In 2013 Nabco, now renamed Cooperative Housing Ireland, said it would be willing to take on the refurbishment. Preliminary plans were drawn up which would see the flats retain their original facade with an extension to the rear to provide 30 new apartments. These would be offered to tenants from the council’s social housing waiting list. At the time the cost of the work was estimated at about €2.2 million.

This turned out to be extremely optimistic: the flats had deteriorated significantly since the 2007 survey. The project appeared to have been shelved, but it reappeared last year with a budget of €5.5 million for 19 apartments, as part of a social-housing funding plan announced by the then minister for the environment Alan Kelly.

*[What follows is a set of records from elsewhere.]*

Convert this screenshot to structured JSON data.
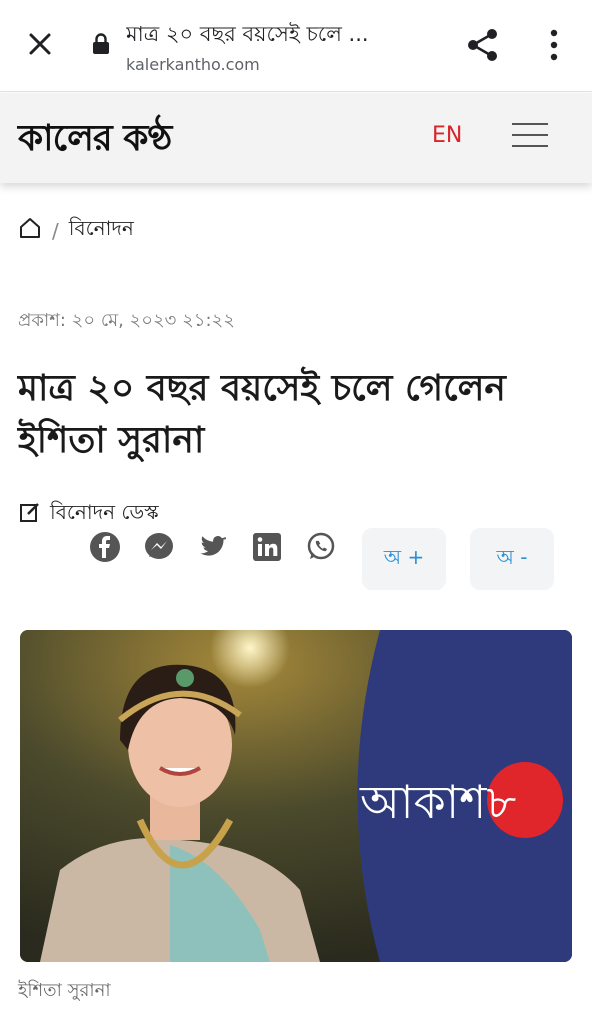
{
  "browser": {
    "page_title": "মাত্র ২০ বছর বয়সেই চলে ...",
    "url": "kalerkantho.com"
  },
  "site": {
    "logo_text": "কালের কণ্ঠ",
    "lang_label": "EN",
    "accent_color": "#d7262b"
  },
  "breadcrumb": {
    "separator": "/",
    "section": "বিনোদন"
  },
  "article": {
    "published": "প্রকাশ: ২০ মে, ২০২৩ ২১:২২",
    "headline": "মাত্র ২০ বছর বয়সেই চলে গেলেন ইশিতা সুরানা",
    "author": "বিনোদন ডেস্ক",
    "font_increase": "অ +",
    "font_decrease": "অ -",
    "image_caption": "ইশিতা সুরানা",
    "image_logo_text": "আকাশ৮"
  },
  "social_icons": [
    "facebook-icon",
    "messenger-icon",
    "twitter-icon",
    "linkedin-icon",
    "whatsapp-icon"
  ]
}
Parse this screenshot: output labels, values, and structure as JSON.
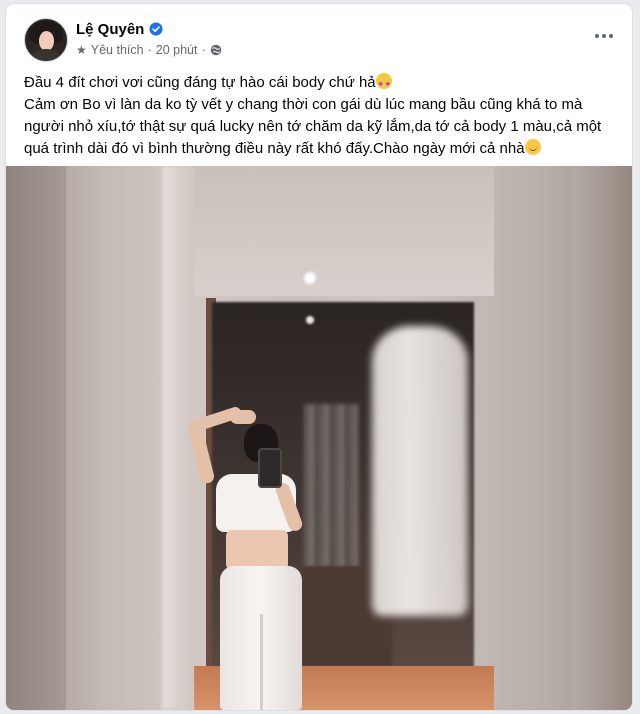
{
  "post": {
    "author": {
      "name": "Lệ Quyên",
      "verified": true
    },
    "meta": {
      "tag": "Yêu thích",
      "separator": "·",
      "time": "20 phút",
      "audience_icon": "globe-icon",
      "tag_icon": "star-icon"
    },
    "more_icon": "more-options-icon",
    "text": {
      "line1": "Đầu 4 đít chơi vơi cũng đáng tự hào cái body chứ hả",
      "line1_emoji": "star-struck-emoji",
      "line2": "Cảm ơn Bo vì làn da ko tỳ vết y chang thời con gái dù lúc mang bầu cũng khá to mà người nhỏ xíu,tớ thật sự quá lucky nên tớ chăm da kỹ lắm,da tớ cả body 1 màu,cả một quá trình dài đó vì bình thường điều này rất khó đấy.Chào ngày mới cả nhà",
      "line2_emoji": "smiling-face-emoji"
    },
    "photo": {
      "description_icon": "mirror-selfie-photo"
    }
  },
  "colors": {
    "verified_blue": "#1b74e4",
    "secondary_text": "#65676b",
    "primary_text": "#050505"
  }
}
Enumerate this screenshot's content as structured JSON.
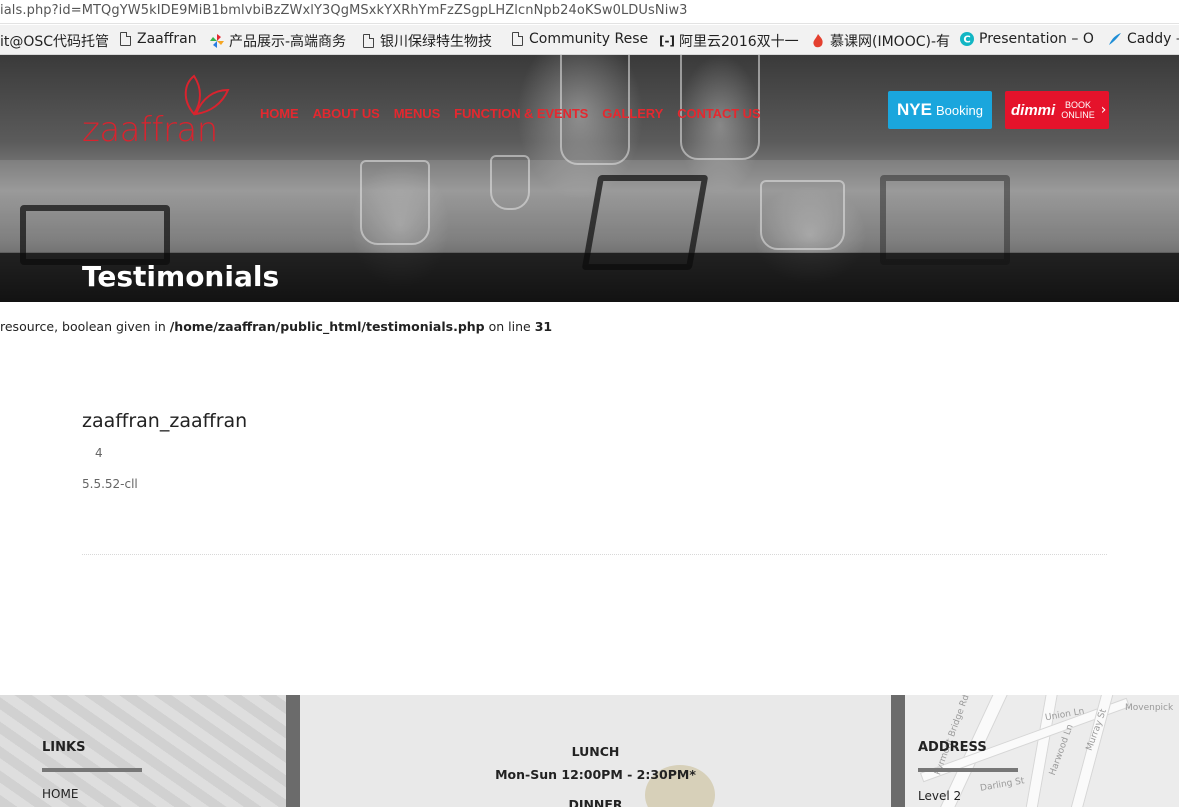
{
  "browser": {
    "url": "ials.php?id=MTQgYW5kIDE9MiB1bmlvbiBzZWxlY3QgMSxkYXRhYmFzZSgpLHZlcnNpb24oKSw0LDUsNiw3",
    "bookmarks": [
      {
        "label": "it@OSC代码托管",
        "icon": "none"
      },
      {
        "label": "Zaaffran",
        "icon": "page"
      },
      {
        "label": "产品展示-高端商务",
        "icon": "pinwheel"
      },
      {
        "label": "银川保绿特生物技",
        "icon": "page"
      },
      {
        "label": "Community Rese",
        "icon": "page"
      },
      {
        "label": "阿里云2016双十一",
        "icon": "aliyun"
      },
      {
        "label": "慕课网(IMOOC)-有",
        "icon": "flame"
      },
      {
        "label": "Presentation – O",
        "icon": "circle-c"
      },
      {
        "label": "Caddy –",
        "icon": "caddy"
      }
    ]
  },
  "site": {
    "logo_text": "zaaffran",
    "nav": [
      "HOME",
      "ABOUT US",
      "MENUS",
      "FUNCTION & EVENTS",
      "GALLERY",
      "CONTACT US"
    ],
    "nye_button": {
      "big": "NYE",
      "small": "Booking"
    },
    "dimmi_button": {
      "brand": "dimmi",
      "line1": "BOOK",
      "line2": "ONLINE"
    },
    "page_title": "Testimonials",
    "colors": {
      "brand_red": "#e4282f",
      "nye_blue": "#1aa6dd",
      "dimmi_red": "#e5132b"
    }
  },
  "content": {
    "warning_prefix": "resource, boolean given in ",
    "warning_path": "/home/zaaffran/public_html/testimonials.php",
    "warning_mid": " on line ",
    "warning_line": "31",
    "db_name": "zaaffran_zaaffran",
    "db_number": "4",
    "db_version": "5.5.52-cll"
  },
  "footer": {
    "links_heading": "LINKS",
    "links": [
      "HOME"
    ],
    "lunch_heading": "LUNCH",
    "lunch_hours": "Mon-Sun 12:00PM - 2:30PM*",
    "dinner_heading": "DINNER",
    "address_heading": "ADDRESS",
    "address_line1": "Level 2",
    "map_labels": [
      "Pyrmont Bridge Rd",
      "Union Ln",
      "Harwood Ln",
      "Murray St",
      "Darling St",
      "Movenpick"
    ]
  }
}
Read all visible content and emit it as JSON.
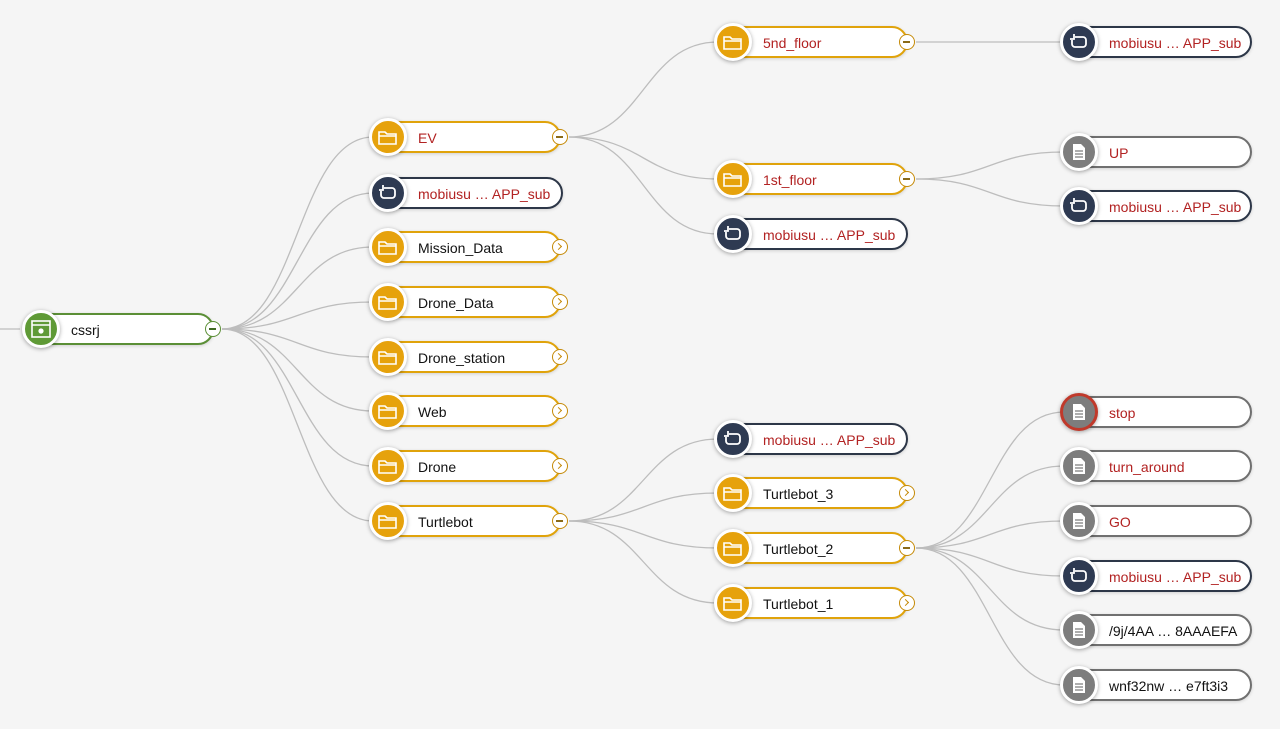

However, the council has now decided to pursue the redevelopment of the flats through the private sector. The decision has been approved by local councillors and will be put before the full council next month for ratification. Brigante will then be required to apply for planning permission and must start work on the apartments within six months of receiving permission.

The council said it understands the social housing apartments will be the only housing on site and that the majority of the rest of the plot, which runs from Gloucester Street to Townsend Street, will be taken up by a hotel.

While previous plans proposed the retention of the facade of the 1917 building, Brigante could seek to fully clear the site as the building is not a protected structure.